Una flor una flor a la que le crecen los pétalos en lugar de perderlos. Me quiero no me quiero mequiero nomequiero me quiero un pétalo y otro pétalo y la corola cada vez más frondosa y colorista. Esa flor la luciré hoy en ojal esa flor esa luz que hoy me alcanzó. Azul.


Un reflejo solar interrumpe sus cavilaciones. Sobresaltado, sale de la habitación. Aída habla, casi grita, por teléfono. Mantiene una conversación agitada e ininteligible. No para quieta, gesticula, se agacha. Mientras, el bebé chilla en su sillita, queriendo llamar la atención. Corre en auxilio de su nieto y lo coge en brazos, aunque le crujen todos los huesos. El cuerpecito se agita y berrea, casi no puede sostenerlo. Inútil pedir ayuda a su absorta hija.

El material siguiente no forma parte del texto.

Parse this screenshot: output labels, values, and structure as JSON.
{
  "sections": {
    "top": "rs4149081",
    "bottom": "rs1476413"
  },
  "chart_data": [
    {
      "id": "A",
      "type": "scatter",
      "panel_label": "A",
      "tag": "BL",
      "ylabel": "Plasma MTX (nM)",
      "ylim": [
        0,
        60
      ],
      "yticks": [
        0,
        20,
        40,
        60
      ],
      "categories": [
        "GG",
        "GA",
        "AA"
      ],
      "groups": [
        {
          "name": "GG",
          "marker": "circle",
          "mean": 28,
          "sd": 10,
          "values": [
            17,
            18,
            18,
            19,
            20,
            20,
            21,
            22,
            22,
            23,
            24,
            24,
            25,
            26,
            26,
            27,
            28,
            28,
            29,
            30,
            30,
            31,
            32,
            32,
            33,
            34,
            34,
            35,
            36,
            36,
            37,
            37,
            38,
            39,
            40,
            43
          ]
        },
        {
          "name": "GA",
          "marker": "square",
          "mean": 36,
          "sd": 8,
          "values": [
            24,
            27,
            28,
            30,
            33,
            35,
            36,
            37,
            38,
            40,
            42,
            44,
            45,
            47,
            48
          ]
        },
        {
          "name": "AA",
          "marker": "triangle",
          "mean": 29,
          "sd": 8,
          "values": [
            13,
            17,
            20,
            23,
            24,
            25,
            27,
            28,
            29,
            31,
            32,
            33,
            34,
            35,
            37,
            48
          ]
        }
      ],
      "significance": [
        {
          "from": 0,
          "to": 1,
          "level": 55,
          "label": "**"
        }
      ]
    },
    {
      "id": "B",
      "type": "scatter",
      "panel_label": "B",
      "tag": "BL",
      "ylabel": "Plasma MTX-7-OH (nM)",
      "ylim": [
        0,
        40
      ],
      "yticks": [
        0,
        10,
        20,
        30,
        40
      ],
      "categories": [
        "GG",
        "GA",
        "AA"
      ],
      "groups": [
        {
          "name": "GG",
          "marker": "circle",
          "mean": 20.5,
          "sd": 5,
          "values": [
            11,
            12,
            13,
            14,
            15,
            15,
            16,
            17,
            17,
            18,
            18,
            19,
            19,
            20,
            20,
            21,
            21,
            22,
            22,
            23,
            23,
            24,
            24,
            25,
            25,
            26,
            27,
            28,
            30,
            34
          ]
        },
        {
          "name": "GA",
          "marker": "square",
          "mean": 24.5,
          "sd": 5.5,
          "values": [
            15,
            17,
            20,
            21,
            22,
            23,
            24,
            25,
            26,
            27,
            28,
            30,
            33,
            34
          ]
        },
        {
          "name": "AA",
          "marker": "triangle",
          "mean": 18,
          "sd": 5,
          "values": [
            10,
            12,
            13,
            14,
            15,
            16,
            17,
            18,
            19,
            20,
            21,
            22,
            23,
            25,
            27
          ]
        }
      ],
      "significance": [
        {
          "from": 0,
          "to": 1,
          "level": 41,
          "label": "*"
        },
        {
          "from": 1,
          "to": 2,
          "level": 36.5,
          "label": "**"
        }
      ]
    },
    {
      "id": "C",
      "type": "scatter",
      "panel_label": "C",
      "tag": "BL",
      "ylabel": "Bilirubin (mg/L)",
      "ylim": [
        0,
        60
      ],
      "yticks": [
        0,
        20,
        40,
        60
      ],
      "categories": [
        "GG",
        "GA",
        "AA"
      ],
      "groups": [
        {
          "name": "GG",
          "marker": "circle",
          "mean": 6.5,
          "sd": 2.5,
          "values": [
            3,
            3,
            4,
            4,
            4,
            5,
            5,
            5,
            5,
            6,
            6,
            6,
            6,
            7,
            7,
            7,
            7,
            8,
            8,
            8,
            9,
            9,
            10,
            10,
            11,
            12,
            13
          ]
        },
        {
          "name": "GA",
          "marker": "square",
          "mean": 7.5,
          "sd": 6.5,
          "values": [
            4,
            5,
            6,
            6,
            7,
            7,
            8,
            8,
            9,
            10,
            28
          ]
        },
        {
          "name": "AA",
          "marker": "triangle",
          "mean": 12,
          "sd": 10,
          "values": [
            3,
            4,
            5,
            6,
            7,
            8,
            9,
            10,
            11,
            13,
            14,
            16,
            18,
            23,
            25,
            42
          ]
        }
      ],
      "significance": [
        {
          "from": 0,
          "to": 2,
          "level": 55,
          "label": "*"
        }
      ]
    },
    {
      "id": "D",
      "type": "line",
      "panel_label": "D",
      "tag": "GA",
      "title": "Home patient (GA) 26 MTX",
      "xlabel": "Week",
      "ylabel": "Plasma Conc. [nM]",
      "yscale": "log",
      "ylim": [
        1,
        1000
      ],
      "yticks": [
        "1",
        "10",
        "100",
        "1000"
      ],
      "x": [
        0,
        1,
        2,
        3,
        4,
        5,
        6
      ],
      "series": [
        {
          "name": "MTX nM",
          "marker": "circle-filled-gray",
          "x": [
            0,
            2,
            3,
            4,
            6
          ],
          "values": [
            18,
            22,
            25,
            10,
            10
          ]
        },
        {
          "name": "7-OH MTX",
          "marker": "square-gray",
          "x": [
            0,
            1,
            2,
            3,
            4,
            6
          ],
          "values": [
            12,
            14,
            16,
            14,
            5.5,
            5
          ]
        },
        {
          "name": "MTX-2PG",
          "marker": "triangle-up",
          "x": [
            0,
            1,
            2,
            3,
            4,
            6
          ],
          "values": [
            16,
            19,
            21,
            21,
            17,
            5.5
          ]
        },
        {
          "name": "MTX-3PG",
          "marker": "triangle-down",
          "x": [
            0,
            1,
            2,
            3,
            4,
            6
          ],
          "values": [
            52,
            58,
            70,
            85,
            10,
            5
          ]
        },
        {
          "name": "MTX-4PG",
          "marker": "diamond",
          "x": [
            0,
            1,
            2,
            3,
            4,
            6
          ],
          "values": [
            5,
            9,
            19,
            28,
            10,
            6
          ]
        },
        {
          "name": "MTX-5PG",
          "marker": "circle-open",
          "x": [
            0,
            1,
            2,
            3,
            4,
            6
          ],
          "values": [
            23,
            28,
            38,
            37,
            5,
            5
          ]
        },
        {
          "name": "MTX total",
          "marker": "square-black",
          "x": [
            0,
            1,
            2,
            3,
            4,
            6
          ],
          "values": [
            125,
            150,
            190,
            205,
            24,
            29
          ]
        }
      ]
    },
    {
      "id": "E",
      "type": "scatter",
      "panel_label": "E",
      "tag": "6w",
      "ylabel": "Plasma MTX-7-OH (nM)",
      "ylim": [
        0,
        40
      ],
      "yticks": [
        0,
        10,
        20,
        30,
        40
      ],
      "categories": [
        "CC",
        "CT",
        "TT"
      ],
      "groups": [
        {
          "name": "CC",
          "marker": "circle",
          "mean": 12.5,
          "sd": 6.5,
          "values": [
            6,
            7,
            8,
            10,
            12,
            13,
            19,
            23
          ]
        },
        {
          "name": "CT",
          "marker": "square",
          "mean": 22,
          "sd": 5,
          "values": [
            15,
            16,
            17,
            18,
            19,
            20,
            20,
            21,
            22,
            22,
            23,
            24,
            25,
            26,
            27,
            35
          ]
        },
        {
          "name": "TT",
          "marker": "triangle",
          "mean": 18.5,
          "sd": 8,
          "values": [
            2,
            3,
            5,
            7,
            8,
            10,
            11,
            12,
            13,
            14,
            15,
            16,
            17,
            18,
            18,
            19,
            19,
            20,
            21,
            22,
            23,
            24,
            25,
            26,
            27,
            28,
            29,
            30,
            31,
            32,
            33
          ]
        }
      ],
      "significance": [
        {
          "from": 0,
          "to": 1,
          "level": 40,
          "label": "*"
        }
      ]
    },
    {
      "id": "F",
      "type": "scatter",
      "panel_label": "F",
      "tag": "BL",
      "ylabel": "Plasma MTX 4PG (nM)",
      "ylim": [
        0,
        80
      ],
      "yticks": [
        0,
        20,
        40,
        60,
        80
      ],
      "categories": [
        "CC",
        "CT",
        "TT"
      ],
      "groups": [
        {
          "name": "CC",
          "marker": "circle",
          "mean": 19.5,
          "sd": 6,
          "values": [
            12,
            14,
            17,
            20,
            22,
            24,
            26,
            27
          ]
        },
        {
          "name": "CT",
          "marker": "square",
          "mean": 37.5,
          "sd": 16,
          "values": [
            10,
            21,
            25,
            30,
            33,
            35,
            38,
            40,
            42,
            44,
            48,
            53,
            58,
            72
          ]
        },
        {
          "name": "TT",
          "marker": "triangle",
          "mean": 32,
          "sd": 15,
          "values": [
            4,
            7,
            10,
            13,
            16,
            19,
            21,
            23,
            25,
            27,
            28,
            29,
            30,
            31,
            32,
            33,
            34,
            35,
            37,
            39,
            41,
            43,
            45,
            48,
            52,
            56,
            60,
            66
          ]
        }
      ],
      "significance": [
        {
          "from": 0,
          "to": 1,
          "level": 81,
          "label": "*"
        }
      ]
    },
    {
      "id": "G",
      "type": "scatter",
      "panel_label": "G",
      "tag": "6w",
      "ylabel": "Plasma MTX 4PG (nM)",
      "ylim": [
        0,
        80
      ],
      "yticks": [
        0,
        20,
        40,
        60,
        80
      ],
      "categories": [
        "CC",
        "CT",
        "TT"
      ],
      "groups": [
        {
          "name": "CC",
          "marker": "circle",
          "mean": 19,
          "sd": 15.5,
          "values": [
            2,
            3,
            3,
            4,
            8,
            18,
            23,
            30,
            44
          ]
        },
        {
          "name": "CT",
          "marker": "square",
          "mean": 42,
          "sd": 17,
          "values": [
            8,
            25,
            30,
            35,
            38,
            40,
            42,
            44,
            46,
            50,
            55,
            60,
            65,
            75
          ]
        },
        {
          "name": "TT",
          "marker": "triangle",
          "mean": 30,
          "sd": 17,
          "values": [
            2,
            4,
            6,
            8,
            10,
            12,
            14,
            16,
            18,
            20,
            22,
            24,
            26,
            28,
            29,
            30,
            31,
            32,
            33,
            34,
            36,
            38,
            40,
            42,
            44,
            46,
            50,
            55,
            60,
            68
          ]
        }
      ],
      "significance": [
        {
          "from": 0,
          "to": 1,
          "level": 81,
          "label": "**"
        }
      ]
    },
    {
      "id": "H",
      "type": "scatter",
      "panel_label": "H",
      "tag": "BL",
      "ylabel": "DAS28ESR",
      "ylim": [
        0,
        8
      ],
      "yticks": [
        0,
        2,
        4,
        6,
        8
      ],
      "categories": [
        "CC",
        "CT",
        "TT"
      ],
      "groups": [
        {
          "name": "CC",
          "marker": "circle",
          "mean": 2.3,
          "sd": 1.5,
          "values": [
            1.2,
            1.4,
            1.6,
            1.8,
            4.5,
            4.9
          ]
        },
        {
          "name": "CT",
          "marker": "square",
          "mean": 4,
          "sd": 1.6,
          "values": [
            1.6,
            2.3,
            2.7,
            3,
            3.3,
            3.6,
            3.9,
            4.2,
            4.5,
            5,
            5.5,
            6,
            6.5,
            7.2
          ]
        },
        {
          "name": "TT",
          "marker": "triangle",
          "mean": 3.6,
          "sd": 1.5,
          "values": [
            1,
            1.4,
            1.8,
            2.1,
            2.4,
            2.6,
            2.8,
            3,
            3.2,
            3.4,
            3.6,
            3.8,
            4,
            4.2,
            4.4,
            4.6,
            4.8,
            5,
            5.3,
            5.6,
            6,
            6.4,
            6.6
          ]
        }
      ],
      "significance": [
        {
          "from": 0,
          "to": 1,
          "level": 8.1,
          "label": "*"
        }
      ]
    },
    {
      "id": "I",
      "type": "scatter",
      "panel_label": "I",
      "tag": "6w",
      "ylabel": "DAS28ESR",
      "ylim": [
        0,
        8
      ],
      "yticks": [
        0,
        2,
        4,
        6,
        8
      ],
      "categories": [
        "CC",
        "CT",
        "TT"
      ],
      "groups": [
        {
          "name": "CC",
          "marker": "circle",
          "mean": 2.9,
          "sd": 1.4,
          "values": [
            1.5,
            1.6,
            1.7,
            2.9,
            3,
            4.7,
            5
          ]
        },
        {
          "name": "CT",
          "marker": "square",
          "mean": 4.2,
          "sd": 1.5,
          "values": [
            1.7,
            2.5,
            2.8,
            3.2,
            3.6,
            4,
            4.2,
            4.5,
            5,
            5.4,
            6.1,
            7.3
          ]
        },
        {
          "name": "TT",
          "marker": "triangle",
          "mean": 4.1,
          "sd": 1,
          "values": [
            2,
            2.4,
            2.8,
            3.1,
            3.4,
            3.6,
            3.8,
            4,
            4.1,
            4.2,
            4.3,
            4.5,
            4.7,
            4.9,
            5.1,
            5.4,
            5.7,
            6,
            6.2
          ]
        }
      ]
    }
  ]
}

- Venga, venga, no llores más, ya está aquí el abuelo –suplica, desesperado. Con las pocas fuerzas que le quedan le acuna, le besa, le hace pedorretas… y el niño se calla. Y el niño ríe y le abraza, inundándolo con su olor a Nenuco y papilla. Y el niño despierta en él viejos recuerdos y de pronto no es su nieto es su hija, su nenita, su Aída pequeña, y puede sentir a su espalda la sonrisa de Sonsoles, su esposa, los tres ahora entonces disfrutando de su primer piso propio, todavía con las cajas de la mudanza sin desembalar, su niña pidiendo entonces ahora teta, limpieza, arrullos, atención absoluta. Aída bebé llorando por sus urgencias orgánicas, también riendo con sus payasadas, hija y nieto residiendo en este espaciotiempo, en este escenario irreal de esta mañana irreal.
El niño, ya relajado, juguetea con su nariz. Ya no pesa tanto.
- Voy a darle un paseito –comenta, aunque Aída sigue completamente concentrada en su conversación telefónica-. Vamos al jardín.
Recorre con lentitud el pasillo, estremecido por una turbadora sensación de inminencia. Ya está en el recibidor. La puerta de entrada le parece enorme, casi amenazadora. Es un muro, una frontera, un precipicio...
Azul azul todo es azul…
Ojo firmamento esperanza niño inocencia recuerdo…



La puerta. Se abre. La brisa irrumpe en la casa dispersando toda confusión. Trae consigo la llamada de las flores. Y con ella, la luz. Detrás de la luz, de repente, el mundo entero. Y entonces sabe, ya sin miedo ni confusión, sin zozobra ni estupor, que ha regresado al punto de partida, a ese cielo del que un día, sin compasión, fue expulsado.